Primeiros Versos
Da rodoviária estropiada
Escrevo esses versos
Como quem morreu
E não conseguiu voltar
Os primeiros versos são eternos
Porque a alma assim o quis
Revisar sob o pálio da perfeição
Seria como mutilá-los
Tornando-os impuros
Os primeiros versos são inofensivos
Como o primeiro amor
Por que o poeta haveria de saber mais que o espírito?
(De ser mais pretensioso?)
O poeta é o instrumento da alma
que tem a contumácia em não se calar.
Ritual
Você já foi a um ritual de iniciados?
Lá, dizem que é preciso morrer para nascermos de novo
E também não seria assim na vida cotidiana?

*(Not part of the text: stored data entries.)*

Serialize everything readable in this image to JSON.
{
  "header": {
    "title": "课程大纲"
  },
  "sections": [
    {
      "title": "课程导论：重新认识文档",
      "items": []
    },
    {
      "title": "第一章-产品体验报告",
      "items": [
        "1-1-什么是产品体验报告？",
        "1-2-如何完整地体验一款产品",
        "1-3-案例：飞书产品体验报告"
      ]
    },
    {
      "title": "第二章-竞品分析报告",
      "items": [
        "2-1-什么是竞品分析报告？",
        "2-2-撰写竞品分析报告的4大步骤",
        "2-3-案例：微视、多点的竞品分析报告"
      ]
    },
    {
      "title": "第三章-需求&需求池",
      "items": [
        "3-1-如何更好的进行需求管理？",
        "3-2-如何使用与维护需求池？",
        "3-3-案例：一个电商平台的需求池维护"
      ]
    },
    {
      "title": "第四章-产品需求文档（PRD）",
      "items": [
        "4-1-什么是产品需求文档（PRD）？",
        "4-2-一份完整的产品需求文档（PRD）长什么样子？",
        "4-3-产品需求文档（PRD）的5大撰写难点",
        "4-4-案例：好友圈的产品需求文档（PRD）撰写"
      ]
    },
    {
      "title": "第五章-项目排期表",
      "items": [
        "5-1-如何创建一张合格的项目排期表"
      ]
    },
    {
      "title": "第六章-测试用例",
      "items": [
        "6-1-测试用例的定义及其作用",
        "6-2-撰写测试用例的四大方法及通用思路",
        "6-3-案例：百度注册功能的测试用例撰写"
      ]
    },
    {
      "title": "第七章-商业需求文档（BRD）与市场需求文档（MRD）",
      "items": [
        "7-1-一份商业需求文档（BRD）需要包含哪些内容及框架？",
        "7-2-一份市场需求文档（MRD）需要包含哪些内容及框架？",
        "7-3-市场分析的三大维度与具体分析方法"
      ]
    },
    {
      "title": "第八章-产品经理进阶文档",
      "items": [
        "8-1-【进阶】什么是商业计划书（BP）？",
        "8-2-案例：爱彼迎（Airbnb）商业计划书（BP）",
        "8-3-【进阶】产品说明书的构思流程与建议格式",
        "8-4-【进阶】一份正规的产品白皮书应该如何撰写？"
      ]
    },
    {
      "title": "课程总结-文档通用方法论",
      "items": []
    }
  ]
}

O sol nasce e se põe todos os dias
A noite calada surge e cai
O trânsito caótico e confuso,
A distância, o barulho,
A falta de infraestrutura e
de hospitais,
A fila nos bancos,
A falta de sinais,
O trajeto se repete como em um ritual
O mesmo roteiro, as mesmas caras
Novos atores, novos amores,
Na fila do trem,
No ponto de ônibus,
Na estação de metrô
Todos esperam a hora certa de embarcar
E os meninos continuam soltando pipas
e jogando bola nas ruas
E as árvores hão de dar frutos
E o verão há de chegar.
E tudo se repete como em um ritual.
Duomo
Perto da majestosa Duomo
Um mendigo se curva e se prostra
Com seu decrépito dorso
Maltratado pelo tempo
E seu casaco verde abotoado
— um tanto quanto acinzentado —
Em decorrência dos anos
Roga, com sua caneca estendida,
Para os transeuntes que por ali passam,
por doação
compaixão
ou por alguma outra esmola
seja ela qual for
Está virado de costas para a Basílica
e de frente para os homens
que ignoram a sua miséria
Não há misericórdia no espelho.
Descarga e Suspiro
Descarga e suspiro,
Alívio, desígnio, desejo,
Lampejo, centelha
Suor frio (arrepio)
Quanta excrescência não há na vida?
Do Areópago ao sambódromo
Das novelas aos leitos de hospitais
Dos mendigos usando crack nos sinais
Quanta excrescência não há?
E também quanto alívio e suspiro?
[imagens ©bjöern
ewers]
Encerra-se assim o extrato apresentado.